A line of children performing a Hoop Dance.
Young Native Americans Innovate While Honoring Their Traditions: Hip Hop Hoop Dance

Cultural Significance in Anthropology

Ceremonial dances provide multiple functions. They are forms of worship and initiations to continue the practicing of Native American beliefs. Their meanings can develop over time, as can restrictions of privacy, and they are performances of culture. Storytelling dances, like all dances, vary across tribes in their characteristics and legends. Some stories relate to the creation of the dance, or tell another legend of value to Native American beliefs and traditions. Common factors and behaviors can also persist across tribal variations, showing both unity and diversity in this cultural representation.

Dances performed for success are most often ceremonial and religious in nature. Yet they are more than the practicing of religious rites. They also implore divinity, spirits and gods, for success and fortune while honoring them at the same time. These dances not only symbolize religious beliefs, but actively engage in them to fulfill a specific purpose. Dances performed for preservation of culture and inspiration of hope grow in popularity during times of challenge and struggle. These dances are even incorporated into major movements to protect Native American cultures from oppression and erasures of identities.

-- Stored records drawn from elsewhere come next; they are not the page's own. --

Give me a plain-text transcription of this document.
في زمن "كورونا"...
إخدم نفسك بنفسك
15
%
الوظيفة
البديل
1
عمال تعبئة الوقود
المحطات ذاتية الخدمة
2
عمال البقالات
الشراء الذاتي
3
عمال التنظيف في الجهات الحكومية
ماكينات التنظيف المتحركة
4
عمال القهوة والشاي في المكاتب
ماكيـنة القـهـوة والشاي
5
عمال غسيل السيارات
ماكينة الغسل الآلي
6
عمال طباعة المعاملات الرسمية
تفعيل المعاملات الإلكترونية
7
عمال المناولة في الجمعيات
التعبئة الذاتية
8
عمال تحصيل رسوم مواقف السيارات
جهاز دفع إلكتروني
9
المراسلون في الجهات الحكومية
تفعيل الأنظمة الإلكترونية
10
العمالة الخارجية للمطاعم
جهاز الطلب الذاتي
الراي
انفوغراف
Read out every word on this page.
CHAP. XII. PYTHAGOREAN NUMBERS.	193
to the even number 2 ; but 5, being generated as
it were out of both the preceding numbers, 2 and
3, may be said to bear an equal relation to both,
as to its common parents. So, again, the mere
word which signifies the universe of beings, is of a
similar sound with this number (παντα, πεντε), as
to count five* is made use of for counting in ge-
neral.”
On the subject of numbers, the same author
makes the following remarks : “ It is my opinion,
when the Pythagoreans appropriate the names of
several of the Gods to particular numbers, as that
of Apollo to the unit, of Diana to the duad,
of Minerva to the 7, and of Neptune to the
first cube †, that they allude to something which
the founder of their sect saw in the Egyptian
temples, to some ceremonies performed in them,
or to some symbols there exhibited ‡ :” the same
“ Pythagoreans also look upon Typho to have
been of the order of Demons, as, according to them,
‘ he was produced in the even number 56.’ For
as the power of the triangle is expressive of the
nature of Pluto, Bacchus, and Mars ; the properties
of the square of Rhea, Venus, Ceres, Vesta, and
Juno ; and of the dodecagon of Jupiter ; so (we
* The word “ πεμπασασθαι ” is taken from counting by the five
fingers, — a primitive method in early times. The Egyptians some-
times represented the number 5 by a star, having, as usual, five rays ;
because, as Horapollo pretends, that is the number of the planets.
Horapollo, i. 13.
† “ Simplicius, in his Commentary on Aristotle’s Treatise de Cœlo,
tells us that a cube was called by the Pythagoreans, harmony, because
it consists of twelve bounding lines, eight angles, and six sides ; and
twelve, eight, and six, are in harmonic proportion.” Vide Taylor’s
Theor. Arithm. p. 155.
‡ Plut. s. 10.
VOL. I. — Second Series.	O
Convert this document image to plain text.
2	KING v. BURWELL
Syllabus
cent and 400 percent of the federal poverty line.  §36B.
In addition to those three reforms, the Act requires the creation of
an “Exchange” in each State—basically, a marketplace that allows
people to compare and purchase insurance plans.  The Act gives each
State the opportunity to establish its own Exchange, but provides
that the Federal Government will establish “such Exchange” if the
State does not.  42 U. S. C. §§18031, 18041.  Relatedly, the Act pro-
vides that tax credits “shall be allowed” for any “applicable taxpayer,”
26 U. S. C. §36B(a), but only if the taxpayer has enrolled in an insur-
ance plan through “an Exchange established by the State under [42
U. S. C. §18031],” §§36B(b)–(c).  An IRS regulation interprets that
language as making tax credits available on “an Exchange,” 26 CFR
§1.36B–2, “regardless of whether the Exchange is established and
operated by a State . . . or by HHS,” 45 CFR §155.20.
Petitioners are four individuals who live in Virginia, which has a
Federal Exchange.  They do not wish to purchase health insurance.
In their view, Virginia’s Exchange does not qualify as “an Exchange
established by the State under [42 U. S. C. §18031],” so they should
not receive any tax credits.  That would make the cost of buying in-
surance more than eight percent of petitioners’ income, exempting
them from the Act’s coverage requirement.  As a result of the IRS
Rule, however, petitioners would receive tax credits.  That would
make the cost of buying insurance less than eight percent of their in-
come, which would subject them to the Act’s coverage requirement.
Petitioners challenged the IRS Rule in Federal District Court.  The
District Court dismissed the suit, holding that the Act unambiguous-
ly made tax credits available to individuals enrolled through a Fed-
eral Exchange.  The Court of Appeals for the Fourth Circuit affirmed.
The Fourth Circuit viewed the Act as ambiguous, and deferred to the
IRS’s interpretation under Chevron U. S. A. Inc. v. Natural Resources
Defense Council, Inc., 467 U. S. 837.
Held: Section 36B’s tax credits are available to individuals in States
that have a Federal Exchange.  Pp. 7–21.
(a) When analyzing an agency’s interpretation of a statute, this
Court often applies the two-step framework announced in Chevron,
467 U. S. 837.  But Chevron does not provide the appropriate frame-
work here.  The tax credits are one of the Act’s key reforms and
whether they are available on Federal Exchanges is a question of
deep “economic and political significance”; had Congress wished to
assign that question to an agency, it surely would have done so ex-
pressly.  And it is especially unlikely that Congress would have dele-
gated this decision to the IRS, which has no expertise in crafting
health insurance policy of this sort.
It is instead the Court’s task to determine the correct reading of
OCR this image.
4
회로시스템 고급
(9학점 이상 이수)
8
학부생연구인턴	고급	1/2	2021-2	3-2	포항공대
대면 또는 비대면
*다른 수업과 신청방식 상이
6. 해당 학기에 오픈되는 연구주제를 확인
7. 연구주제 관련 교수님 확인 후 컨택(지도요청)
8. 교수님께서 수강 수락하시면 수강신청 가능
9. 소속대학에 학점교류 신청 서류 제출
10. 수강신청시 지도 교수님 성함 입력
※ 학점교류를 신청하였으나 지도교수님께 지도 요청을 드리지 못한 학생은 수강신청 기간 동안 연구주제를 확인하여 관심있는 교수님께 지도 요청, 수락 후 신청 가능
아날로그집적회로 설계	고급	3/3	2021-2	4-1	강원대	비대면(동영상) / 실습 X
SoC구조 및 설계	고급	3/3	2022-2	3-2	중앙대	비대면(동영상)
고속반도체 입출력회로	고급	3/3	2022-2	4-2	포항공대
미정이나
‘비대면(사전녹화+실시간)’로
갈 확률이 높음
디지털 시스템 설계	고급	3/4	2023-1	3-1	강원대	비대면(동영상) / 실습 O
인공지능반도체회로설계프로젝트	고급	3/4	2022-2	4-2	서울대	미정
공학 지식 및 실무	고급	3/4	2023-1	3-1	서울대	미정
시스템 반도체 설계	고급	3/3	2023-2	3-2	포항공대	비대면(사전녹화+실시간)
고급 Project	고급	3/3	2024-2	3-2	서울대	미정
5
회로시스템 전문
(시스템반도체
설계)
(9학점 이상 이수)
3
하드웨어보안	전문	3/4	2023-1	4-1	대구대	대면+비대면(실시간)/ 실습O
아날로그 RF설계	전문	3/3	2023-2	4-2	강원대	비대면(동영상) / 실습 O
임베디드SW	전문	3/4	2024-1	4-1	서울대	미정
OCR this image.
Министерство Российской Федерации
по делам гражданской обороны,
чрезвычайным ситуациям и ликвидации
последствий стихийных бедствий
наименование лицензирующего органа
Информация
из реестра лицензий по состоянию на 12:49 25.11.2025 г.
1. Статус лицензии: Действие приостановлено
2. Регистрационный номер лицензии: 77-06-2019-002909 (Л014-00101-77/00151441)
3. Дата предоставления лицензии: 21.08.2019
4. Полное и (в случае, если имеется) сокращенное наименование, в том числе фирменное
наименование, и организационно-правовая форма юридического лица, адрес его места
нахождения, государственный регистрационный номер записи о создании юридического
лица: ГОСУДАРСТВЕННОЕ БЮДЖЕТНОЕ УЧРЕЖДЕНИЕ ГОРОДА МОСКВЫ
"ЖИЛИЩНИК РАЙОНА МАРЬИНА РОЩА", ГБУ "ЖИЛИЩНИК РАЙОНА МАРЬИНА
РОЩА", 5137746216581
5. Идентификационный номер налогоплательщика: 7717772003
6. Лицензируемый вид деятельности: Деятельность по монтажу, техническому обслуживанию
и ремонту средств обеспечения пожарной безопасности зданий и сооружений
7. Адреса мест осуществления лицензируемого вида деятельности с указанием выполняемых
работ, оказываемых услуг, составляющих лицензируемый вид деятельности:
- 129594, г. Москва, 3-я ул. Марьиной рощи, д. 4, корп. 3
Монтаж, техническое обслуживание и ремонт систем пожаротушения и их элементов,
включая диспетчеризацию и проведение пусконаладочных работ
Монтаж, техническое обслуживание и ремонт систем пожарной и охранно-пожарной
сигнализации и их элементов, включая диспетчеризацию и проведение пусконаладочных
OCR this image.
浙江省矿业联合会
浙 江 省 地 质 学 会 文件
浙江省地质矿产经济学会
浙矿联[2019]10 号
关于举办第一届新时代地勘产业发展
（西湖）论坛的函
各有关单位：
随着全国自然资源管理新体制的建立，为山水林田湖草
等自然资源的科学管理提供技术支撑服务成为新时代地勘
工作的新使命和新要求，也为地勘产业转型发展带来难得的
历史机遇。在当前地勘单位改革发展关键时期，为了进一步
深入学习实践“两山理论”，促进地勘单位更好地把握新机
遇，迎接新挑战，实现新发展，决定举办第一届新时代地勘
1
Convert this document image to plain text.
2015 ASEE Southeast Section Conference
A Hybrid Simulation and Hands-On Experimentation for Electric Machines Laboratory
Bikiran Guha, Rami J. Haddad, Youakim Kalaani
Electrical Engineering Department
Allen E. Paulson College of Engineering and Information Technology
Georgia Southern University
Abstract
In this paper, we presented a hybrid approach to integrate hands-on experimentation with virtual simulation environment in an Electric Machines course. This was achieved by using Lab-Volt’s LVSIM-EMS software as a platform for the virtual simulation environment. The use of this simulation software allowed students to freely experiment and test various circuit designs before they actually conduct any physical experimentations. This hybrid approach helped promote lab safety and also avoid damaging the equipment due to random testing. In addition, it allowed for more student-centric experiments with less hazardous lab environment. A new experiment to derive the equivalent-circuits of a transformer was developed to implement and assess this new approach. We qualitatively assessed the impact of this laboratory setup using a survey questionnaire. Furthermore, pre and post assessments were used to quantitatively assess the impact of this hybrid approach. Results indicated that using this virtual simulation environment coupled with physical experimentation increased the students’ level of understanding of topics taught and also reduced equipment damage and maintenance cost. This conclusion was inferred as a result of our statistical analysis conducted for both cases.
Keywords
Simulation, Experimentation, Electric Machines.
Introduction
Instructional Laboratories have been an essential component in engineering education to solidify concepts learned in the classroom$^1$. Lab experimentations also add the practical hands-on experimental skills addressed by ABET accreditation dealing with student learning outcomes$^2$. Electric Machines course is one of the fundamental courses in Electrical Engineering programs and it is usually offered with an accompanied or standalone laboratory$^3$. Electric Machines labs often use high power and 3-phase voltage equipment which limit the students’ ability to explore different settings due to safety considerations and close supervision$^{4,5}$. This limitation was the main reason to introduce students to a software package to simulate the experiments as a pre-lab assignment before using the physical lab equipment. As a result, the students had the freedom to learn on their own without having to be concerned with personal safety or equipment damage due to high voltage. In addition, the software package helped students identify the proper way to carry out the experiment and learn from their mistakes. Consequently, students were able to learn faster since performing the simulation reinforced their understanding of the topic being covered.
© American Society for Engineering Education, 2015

Dances are powerful enough in Native American communities to be significant expressions, worship, embodiments, and preservations of culture. Naturally, diversity prevails in tribes incorporating their own costumes, movements, music, and legends into dances that may be commonly practiced. Over time, customs develop as well, whether naturally through increased diversity or for survival’s sake against suppression. Regulations for privacy and participants have shifted within tribes over the decades for the sake of best continuing their traditions.

To anthropological understandings of Native American cultures, the prominence of dance and the religious, political, and social roles it plays are of great significance.